My dear Cricket is almost 3 years old. He loves me. Almost too much. I give him daily attention: head scritches, shoulder rides, even the occasional shower.

Unfortunately if I'm NOT giving him attention lately, he's been shrieking- that ear-splitting whistle that could shatter glass. I live in a small apartment, so if I'm preparing food he can see me and shrieks constantly. If I'm in the bathroom and he can hear the water running, he shrieks constantly. If I'm in the bedroom with the door open, he shrieks constantly. If I'm on the patio: ditto.

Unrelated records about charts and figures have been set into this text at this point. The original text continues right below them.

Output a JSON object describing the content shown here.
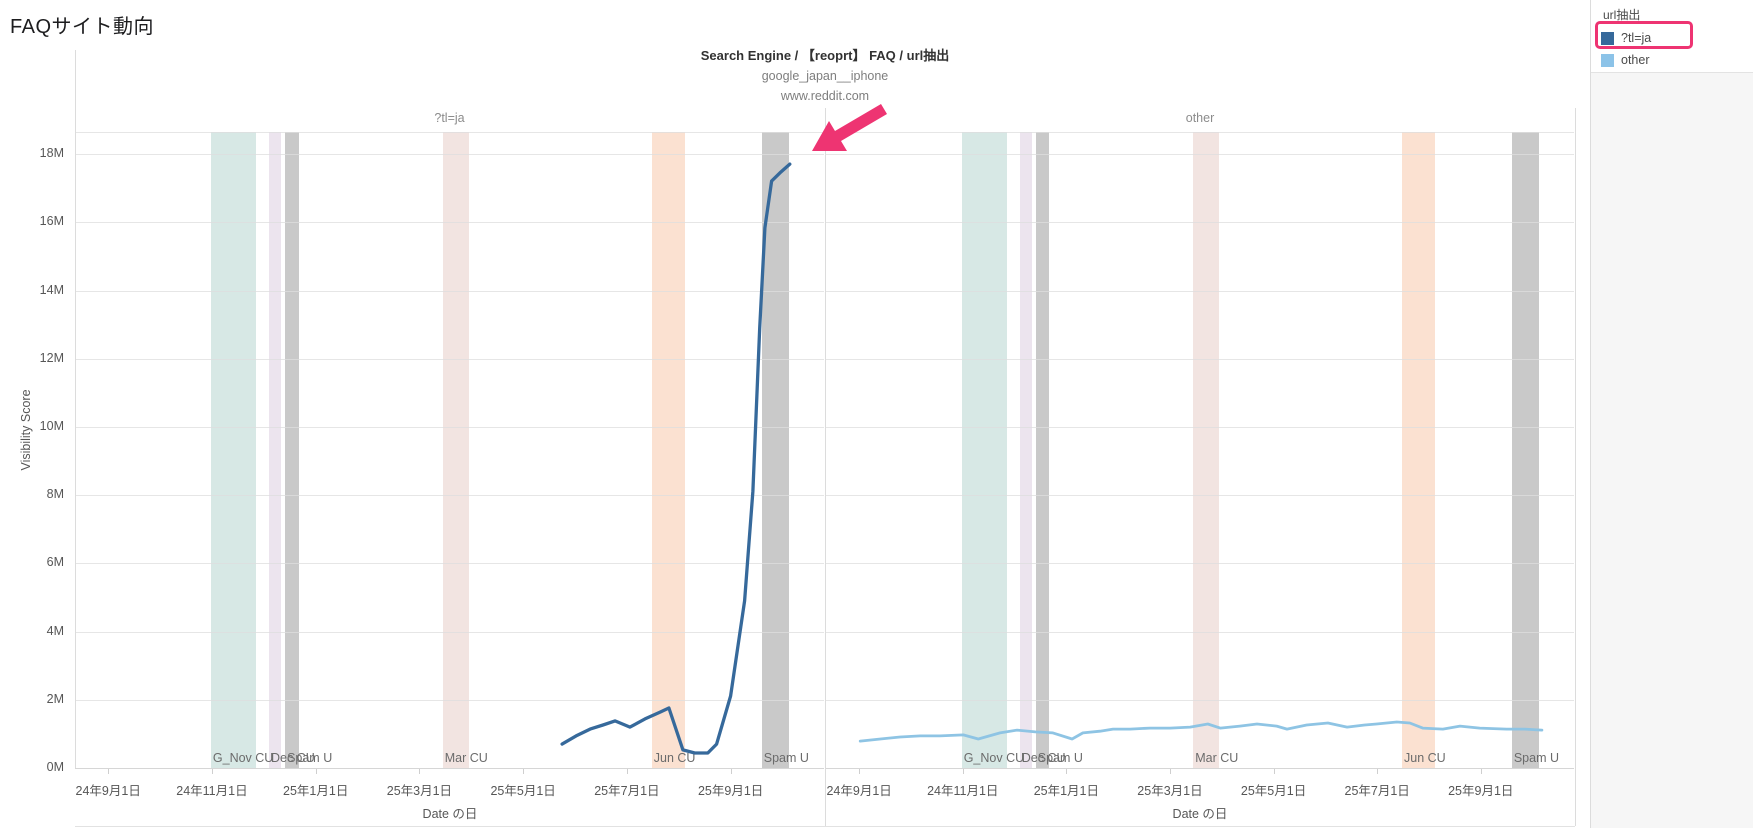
{
  "page": {
    "title": "FAQサイト動向"
  },
  "legend": {
    "title": "url抽出",
    "items": [
      {
        "label": "?tl=ja",
        "color": "#36699b",
        "highlighted": true
      },
      {
        "label": "other",
        "color": "#8cc3e8",
        "highlighted": false
      }
    ]
  },
  "annotation": {
    "color": "#ee3472",
    "type": "arrow-and-box-highlighting-tlja"
  },
  "chart_data": {
    "type": "line",
    "title_lines": [
      "Search Engine / 【reoprt】 FAQ / url抽出",
      "google_japan__iphone",
      "www.reddit.com"
    ],
    "ylabel": "Visibility Score",
    "xlabel": "Date の日",
    "y_unit": "M",
    "ylim": [
      0,
      18.65
    ],
    "x_domain_months": [
      -0.64,
      13.8
    ],
    "x_epoch_label": "months since 2024-09-01",
    "yticks": [
      {
        "v": 0,
        "label": "0M"
      },
      {
        "v": 2,
        "label": "2M"
      },
      {
        "v": 4,
        "label": "4M"
      },
      {
        "v": 6,
        "label": "6M"
      },
      {
        "v": 8,
        "label": "8M"
      },
      {
        "v": 10,
        "label": "10M"
      },
      {
        "v": 12,
        "label": "12M"
      },
      {
        "v": 14,
        "label": "14M"
      },
      {
        "v": 16,
        "label": "16M"
      },
      {
        "v": 18,
        "label": "18M"
      }
    ],
    "xticks": [
      {
        "m": 0,
        "label": "24年9月1日"
      },
      {
        "m": 2,
        "label": "24年11月1日"
      },
      {
        "m": 4,
        "label": "25年1月1日"
      },
      {
        "m": 6,
        "label": "25年3月1日"
      },
      {
        "m": 8,
        "label": "25年5月1日"
      },
      {
        "m": 10,
        "label": "25年7月1日"
      },
      {
        "m": 12,
        "label": "25年9月1日"
      }
    ],
    "bands": [
      {
        "label": "G_Nov CU",
        "m": [
          1.98,
          2.85
        ],
        "color": "#d7e8e5"
      },
      {
        "label": "Dec CU",
        "m": [
          3.1,
          3.33
        ],
        "color": "#ece4ee"
      },
      {
        "label": "Spam U",
        "m": [
          3.41,
          3.67
        ],
        "color": "#c9c9c9"
      },
      {
        "label": "Mar CU",
        "m": [
          6.45,
          6.95
        ],
        "color": "#f2e4e1"
      },
      {
        "label": "Jun CU",
        "m": [
          10.48,
          11.12
        ],
        "color": "#fbe1d1"
      },
      {
        "label": "Spam U",
        "m": [
          12.6,
          13.12
        ],
        "color": "#c9c9c9"
      }
    ],
    "panels": [
      {
        "header": "?tl=ja",
        "series": {
          "name": "?tl=ja",
          "color": "#36699b",
          "unit": "M visibility score",
          "points": [
            [
              8.75,
              0.7
            ],
            [
              9.02,
              0.94
            ],
            [
              9.29,
              1.14
            ],
            [
              9.54,
              1.26
            ],
            [
              9.77,
              1.38
            ],
            [
              10.06,
              1.2
            ],
            [
              10.35,
              1.44
            ],
            [
              10.64,
              1.64
            ],
            [
              10.81,
              1.76
            ],
            [
              11.08,
              0.53
            ],
            [
              11.31,
              0.44
            ],
            [
              11.56,
              0.44
            ],
            [
              11.73,
              0.7
            ],
            [
              12.0,
              2.11
            ],
            [
              12.27,
              4.9
            ],
            [
              12.43,
              8.12
            ],
            [
              12.56,
              12.9
            ],
            [
              12.66,
              15.84
            ],
            [
              12.79,
              17.21
            ],
            [
              12.95,
              17.45
            ],
            [
              13.14,
              17.71
            ]
          ]
        }
      },
      {
        "header": "other",
        "series": {
          "name": "other",
          "color": "#8ec4e4",
          "unit": "M visibility score",
          "points": [
            [
              0.02,
              0.79
            ],
            [
              0.41,
              0.85
            ],
            [
              0.79,
              0.91
            ],
            [
              1.18,
              0.94
            ],
            [
              1.56,
              0.94
            ],
            [
              2.01,
              0.97
            ],
            [
              2.3,
              0.85
            ],
            [
              2.72,
              1.03
            ],
            [
              3.05,
              1.11
            ],
            [
              3.4,
              1.06
            ],
            [
              3.74,
              1.03
            ],
            [
              4.11,
              0.85
            ],
            [
              4.32,
              1.03
            ],
            [
              4.65,
              1.08
            ],
            [
              4.9,
              1.14
            ],
            [
              5.23,
              1.14
            ],
            [
              5.61,
              1.17
            ],
            [
              6.0,
              1.17
            ],
            [
              6.39,
              1.2
            ],
            [
              6.73,
              1.29
            ],
            [
              6.97,
              1.17
            ],
            [
              7.35,
              1.23
            ],
            [
              7.68,
              1.29
            ],
            [
              8.06,
              1.23
            ],
            [
              8.26,
              1.14
            ],
            [
              8.64,
              1.26
            ],
            [
              9.05,
              1.32
            ],
            [
              9.42,
              1.2
            ],
            [
              9.76,
              1.26
            ],
            [
              9.99,
              1.29
            ],
            [
              10.38,
              1.35
            ],
            [
              10.63,
              1.32
            ],
            [
              10.88,
              1.17
            ],
            [
              11.27,
              1.14
            ],
            [
              11.6,
              1.23
            ],
            [
              11.98,
              1.17
            ],
            [
              12.5,
              1.14
            ],
            [
              12.85,
              1.14
            ],
            [
              13.18,
              1.11
            ]
          ]
        }
      }
    ]
  }
}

It has happened recently that he'll shriek when he's on my shoulder and it's so loud that it deafens me briefly.

Any advice on "lessening" the bonding? ; ) Or some type of training or modification that can lessen this behavior?

I love this bird massively , but the shrieking has started to make me angry, and I don't want to be angry!


----------



## lperry82 (Aug 2, 2010)

More toys or have you considered maybe another tiel


----------



## cricketsmom (Aug 8, 2011)

A 'tiel owner told me that once a young 'tiel bonds with you, it won't be as interested in bonding with another 'tiel. Any thoughts on this?

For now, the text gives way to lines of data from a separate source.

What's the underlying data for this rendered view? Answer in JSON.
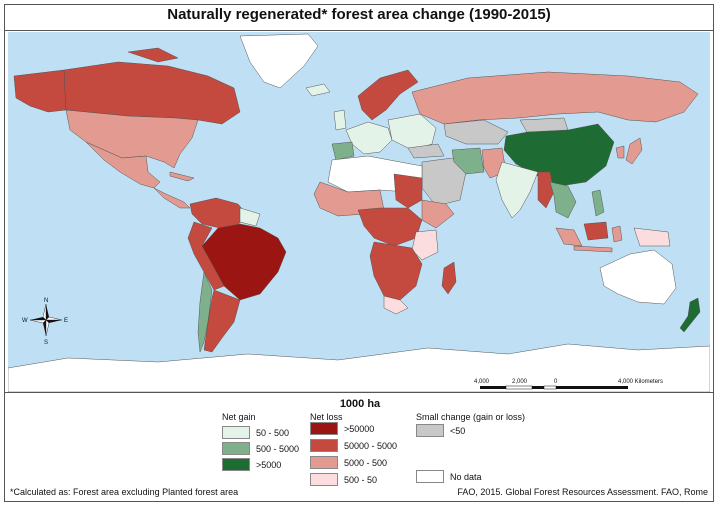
{
  "title": "Naturally regenerated* forest area change (1990-2015)",
  "unit_title": "1000 ha",
  "legend": {
    "net_gain": {
      "label": "Net gain",
      "items": [
        {
          "label": "50 - 500",
          "color": "#e3f3e8"
        },
        {
          "label": "500 - 5000",
          "color": "#7fb08c"
        },
        {
          "label": ">5000",
          "color": "#1e6b34"
        }
      ]
    },
    "net_loss": {
      "label": "Net loss",
      "items": [
        {
          "label": ">50000",
          "color": "#9b1512"
        },
        {
          "label": "50000 - 5000",
          "color": "#c4493e"
        },
        {
          "label": "5000 - 500",
          "color": "#e39a90"
        },
        {
          "label": "500 - 50",
          "color": "#fbdde0"
        }
      ]
    },
    "small_change": {
      "label": "Small change (gain or loss)",
      "items": [
        {
          "label": "<50",
          "color": "#c8c8c8"
        }
      ]
    },
    "no_data": {
      "label": "No data",
      "color": "#ffffff"
    }
  },
  "scale_bar": {
    "labels": [
      "4,000",
      "2,000",
      "0",
      "4,000 Kilometers"
    ]
  },
  "compass": {
    "n": "N",
    "s": "S",
    "e": "E",
    "w": "W"
  },
  "footnote": "*Calculated as: Forest area excluding Planted forest area",
  "source": "FAO, 2015. Global Forest Resources Assessment. FAO, Rome",
  "colors": {
    "ocean": "#bfe0f4",
    "no_data": "#ffffff",
    "small_change": "#c8c8c8",
    "gain_low": "#e3f3e8",
    "gain_mid": "#7fb08c",
    "gain_high": "#1e6b34",
    "loss_very_high": "#9b1512",
    "loss_high": "#c4493e",
    "loss_mid": "#e39a90",
    "loss_low": "#fbdde0"
  }
}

I will go toy shopping today! He hasn't had any new ones lately- I haven't found a store in my new neighborhood with a good selection...


----------



## lperry82 (Aug 2, 2010)

Nope that is NOT true all my tiels are tame and i have a few that is very tamed and one that is stuck to me like glue lol


----------



## cricketsmom (Aug 8, 2011)

I would seriously consider another 'tiel if I wasn't so worried I'd end up with TWO shriekers!  God forbid if the new bird picked up Cricket's habits! And what if it was another boy and they hated each other- or a girl and they had babies!


----------



## munnith (Aug 28, 2011)

well there's 2 options. like Iperry 82 said more toys or another tiel. im sure they will be fine.


----------



## pep4uk (Aug 30, 2011)

Lol cricketsmum you made me laugh so much on your last comment above, i just couldnt stop,ur so funny with the comments above,
But i really hope you get it sorted hun,fingers crossed for u hun, xx


----------



## jaw2004 (Sep 17, 2011)

Our first tiel, Athena, came from a home with several tame tiels. She bonded to my husband, but got to the point she was shrieking all the time whenever she heard any voices coming from another room. It progressed to to the point she was pulling out her feathers to the point of bleeding. 

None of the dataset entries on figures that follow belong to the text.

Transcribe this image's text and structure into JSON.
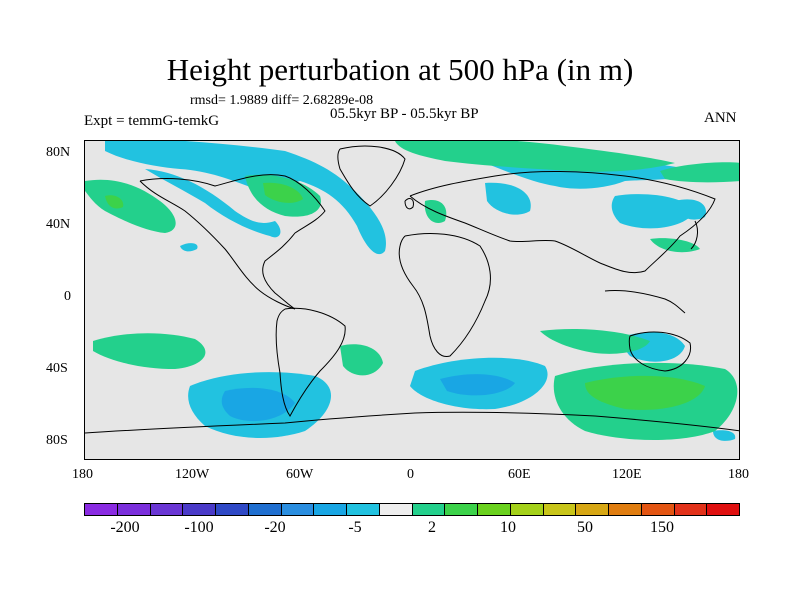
{
  "title": "Height perturbation at 500 hPa (in m)",
  "stats": "rmsd= 1.9889  diff= 2.68289e-08",
  "experiment": "Expt = temmG-temkG",
  "period": "05.5kyr BP - 05.5kyr BP",
  "season": "ANN",
  "lat_ticks": [
    "80N",
    "40N",
    "0",
    "40S",
    "80S"
  ],
  "lon_ticks": [
    "180",
    "120W",
    "60W",
    "0",
    "60E",
    "120E",
    "180"
  ],
  "colorbar": {
    "colors": [
      "#8a2be2",
      "#7b2fdc",
      "#6a36d4",
      "#4a3ac8",
      "#2f49c6",
      "#1f6fd0",
      "#2a8ee0",
      "#19a6e4",
      "#22c2e0",
      "#eeeeee",
      "#23d08c",
      "#3cd24a",
      "#6ad11e",
      "#a4d11a",
      "#c8c51a",
      "#d7a714",
      "#e07d10",
      "#e35512",
      "#e2321a",
      "#e01010"
    ],
    "labels": [
      "-200",
      "-100",
      "-20",
      "-5",
      "2",
      "10",
      "50",
      "150"
    ]
  },
  "field_colors": {
    "blue_light": "#22c2e0",
    "blue_mid": "#19a6e4",
    "green_light": "#23d08c",
    "green_mid": "#3cd24a",
    "background": "#e6e6e6",
    "coast": "#000000"
  }
}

We got a second tiel, and kept them in separate cages for the first 2-3 months, but the shrieking stopped almost immediately. After a few months, we placed them in the cage together and they've done lovely for 5 years. The first is still very tame and will shriek if she really wants our attention, but she's much more settled with a companion and no more plucking. 

This year is the first year they have had babies.... and they have been wonderful parents!

Jane


----------